The E. A. and Ura Wharton House in Manhattan, Kansas was built in 1897 for Edward Augustus and Ura Burgoyne (Higinbotham) Wharton and added to the U.S. National Register of Historic Places in 1995.
The first story of the home is built of native limestone, from a quarry owned by William and Edward Ulrich. Wharton moved to Manhattan from Pennsylvania in 1880; his wife was a native of Manhattan. He opened the New Dry Goods Store on April 1, 1887 and operated the business until he sold it in 1909. Wharton was also active in local politics. He was elected one of three trustees of Manhattan Institute on January 15, 1903 and was elected March 26, 1903 to represent Ward IV on the Manhattan City Council.
E. A. Wharton died in 1939 and Ura died in 1941. The house was willed to Ura's sister, Lillian M. Greene with the stipulation that it was to be given to the Christian Scientist Church of Manhattan upon Lillian's death. Lillian died in 1955 and the house was used by the Christian Scientist congregation until their own building was completed in 1956. The house was then purchased by Helen and Alex McManis in Autumn 1956; Helen McManis was listed as the owner when the NRHP request was filed in April 1995.

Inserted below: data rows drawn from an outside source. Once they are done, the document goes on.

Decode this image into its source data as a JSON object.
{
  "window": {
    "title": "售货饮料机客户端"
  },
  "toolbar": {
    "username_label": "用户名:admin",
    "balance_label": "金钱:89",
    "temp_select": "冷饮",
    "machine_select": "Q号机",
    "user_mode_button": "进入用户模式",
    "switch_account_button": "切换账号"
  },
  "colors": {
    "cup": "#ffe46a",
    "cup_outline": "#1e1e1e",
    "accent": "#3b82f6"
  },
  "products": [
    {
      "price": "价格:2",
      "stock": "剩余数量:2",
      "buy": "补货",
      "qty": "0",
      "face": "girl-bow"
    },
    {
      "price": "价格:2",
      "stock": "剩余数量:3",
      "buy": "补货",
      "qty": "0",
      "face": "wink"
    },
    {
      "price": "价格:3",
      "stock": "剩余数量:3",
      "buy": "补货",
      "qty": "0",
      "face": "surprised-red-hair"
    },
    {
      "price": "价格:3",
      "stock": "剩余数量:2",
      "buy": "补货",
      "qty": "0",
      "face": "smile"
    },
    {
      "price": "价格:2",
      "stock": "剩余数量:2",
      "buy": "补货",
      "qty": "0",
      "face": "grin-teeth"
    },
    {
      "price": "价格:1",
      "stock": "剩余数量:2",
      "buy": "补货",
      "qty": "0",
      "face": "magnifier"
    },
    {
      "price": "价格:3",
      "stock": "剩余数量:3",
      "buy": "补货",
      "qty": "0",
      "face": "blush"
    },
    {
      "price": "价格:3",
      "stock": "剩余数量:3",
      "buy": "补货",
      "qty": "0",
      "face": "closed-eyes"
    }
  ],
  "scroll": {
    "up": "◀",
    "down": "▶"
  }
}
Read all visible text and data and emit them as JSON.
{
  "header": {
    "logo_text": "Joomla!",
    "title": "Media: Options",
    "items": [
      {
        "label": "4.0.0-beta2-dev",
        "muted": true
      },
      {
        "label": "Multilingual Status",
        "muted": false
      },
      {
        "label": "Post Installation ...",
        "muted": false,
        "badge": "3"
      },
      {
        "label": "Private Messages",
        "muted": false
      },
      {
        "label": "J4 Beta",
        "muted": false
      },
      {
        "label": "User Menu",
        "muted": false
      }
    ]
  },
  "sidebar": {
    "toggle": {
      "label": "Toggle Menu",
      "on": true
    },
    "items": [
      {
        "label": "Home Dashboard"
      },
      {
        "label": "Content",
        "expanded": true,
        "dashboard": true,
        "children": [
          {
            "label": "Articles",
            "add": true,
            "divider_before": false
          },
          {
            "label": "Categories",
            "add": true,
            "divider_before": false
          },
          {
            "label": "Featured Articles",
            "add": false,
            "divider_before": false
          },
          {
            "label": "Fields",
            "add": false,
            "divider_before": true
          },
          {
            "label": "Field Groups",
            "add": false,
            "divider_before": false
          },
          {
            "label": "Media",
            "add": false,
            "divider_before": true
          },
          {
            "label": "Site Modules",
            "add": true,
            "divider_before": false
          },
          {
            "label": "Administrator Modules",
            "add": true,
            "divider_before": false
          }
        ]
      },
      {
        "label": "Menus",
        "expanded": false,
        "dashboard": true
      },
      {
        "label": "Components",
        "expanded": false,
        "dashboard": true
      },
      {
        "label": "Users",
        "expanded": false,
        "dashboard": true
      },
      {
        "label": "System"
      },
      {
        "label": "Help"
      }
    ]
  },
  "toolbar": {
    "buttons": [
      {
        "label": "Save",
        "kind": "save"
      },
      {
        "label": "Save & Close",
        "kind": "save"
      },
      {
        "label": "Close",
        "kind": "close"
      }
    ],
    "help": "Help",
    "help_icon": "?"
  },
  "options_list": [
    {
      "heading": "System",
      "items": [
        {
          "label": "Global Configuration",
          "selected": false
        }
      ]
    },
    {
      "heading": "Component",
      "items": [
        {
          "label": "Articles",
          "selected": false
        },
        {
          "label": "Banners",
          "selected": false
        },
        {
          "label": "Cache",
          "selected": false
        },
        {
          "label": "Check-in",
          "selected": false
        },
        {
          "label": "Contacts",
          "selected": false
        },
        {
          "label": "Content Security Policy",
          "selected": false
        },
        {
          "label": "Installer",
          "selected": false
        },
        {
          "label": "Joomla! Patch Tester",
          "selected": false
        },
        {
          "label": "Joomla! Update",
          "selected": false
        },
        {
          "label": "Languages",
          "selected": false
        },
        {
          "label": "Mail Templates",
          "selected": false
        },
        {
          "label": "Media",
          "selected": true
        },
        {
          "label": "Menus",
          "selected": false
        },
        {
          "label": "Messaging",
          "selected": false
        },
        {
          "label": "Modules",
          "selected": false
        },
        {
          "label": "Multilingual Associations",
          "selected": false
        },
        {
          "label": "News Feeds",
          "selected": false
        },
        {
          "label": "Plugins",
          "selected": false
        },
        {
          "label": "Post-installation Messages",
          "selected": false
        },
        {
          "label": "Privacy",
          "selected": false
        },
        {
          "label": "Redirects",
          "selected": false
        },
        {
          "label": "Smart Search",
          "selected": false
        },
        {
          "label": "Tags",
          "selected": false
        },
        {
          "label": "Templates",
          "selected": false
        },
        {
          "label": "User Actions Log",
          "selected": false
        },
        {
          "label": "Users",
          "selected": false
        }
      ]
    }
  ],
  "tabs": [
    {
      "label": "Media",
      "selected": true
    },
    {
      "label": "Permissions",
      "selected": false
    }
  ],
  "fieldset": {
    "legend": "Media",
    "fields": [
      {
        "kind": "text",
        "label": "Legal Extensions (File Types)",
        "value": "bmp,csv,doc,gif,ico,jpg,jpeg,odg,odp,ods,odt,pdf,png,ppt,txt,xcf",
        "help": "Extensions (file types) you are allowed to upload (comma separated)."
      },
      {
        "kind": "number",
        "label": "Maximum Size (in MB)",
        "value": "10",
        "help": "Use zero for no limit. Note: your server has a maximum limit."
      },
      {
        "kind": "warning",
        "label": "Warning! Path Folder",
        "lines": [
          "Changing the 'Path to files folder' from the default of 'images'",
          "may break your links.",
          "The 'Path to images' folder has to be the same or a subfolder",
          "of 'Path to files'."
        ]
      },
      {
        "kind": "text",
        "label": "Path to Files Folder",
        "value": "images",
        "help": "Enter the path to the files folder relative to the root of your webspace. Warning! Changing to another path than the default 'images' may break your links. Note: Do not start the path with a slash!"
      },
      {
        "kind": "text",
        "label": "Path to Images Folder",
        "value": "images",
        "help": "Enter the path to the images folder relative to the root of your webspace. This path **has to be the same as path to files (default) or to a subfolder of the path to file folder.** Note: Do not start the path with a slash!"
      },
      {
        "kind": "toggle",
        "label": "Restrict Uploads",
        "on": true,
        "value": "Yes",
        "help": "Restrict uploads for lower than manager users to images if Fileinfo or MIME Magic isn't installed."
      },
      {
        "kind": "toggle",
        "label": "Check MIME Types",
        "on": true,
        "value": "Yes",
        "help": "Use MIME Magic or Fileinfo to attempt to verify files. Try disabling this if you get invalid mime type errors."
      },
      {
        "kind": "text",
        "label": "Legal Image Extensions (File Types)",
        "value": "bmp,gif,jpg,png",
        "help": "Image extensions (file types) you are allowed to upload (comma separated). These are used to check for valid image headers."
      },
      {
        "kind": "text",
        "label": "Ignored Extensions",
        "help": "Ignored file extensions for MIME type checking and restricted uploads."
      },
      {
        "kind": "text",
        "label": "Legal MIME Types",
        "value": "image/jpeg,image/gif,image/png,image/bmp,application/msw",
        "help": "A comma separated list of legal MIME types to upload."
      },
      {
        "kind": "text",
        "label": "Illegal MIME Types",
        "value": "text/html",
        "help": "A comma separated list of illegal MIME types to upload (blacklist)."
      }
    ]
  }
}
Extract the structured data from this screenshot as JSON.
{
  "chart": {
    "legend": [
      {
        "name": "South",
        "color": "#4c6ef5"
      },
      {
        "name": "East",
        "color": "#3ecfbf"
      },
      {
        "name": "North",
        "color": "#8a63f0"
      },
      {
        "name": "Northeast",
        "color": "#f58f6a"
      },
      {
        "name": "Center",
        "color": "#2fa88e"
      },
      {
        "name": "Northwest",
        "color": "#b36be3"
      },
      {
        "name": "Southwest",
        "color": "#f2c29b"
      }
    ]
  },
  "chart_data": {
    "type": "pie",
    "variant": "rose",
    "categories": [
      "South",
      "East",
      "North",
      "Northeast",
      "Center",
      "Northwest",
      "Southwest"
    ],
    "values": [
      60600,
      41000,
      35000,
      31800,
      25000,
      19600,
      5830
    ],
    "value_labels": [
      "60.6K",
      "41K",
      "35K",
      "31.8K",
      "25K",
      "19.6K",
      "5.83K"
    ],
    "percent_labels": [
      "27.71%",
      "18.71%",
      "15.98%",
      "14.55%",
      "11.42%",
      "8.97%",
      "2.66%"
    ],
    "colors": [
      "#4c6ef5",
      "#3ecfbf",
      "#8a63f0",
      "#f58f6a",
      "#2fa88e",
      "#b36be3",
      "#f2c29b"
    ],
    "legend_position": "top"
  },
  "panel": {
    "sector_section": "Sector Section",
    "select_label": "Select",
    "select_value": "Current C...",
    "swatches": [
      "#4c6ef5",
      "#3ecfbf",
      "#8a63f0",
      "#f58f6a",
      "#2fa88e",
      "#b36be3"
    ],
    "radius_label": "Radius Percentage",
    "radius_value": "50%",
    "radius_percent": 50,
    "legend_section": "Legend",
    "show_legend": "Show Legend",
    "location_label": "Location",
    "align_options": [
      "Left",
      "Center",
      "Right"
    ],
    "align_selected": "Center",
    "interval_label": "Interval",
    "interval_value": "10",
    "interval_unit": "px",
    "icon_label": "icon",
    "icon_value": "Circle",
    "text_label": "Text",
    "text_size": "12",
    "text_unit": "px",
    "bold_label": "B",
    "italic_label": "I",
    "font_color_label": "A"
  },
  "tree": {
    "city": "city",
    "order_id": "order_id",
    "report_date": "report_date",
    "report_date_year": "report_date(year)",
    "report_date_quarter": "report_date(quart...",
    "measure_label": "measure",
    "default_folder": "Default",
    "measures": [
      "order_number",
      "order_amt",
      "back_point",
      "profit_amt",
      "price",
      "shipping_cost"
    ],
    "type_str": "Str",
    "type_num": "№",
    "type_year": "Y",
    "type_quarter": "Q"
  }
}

It has been speculated that J. D. Walters, professor of architecture at Kansas State Agricultural College was the architect, but no evidence exists to prove this speculation. His involvement with the construction of the Wharton House is inferred in a 1902 article from The Industrialist (the KSAC student newspaper), wherein he has taken his students in his class to view the "model residence of Mrs. Wharton's. The students were delighted with the perfect arrangement of modern conveniences of the beautiful home, and voted it the best arranged home they had ever seen."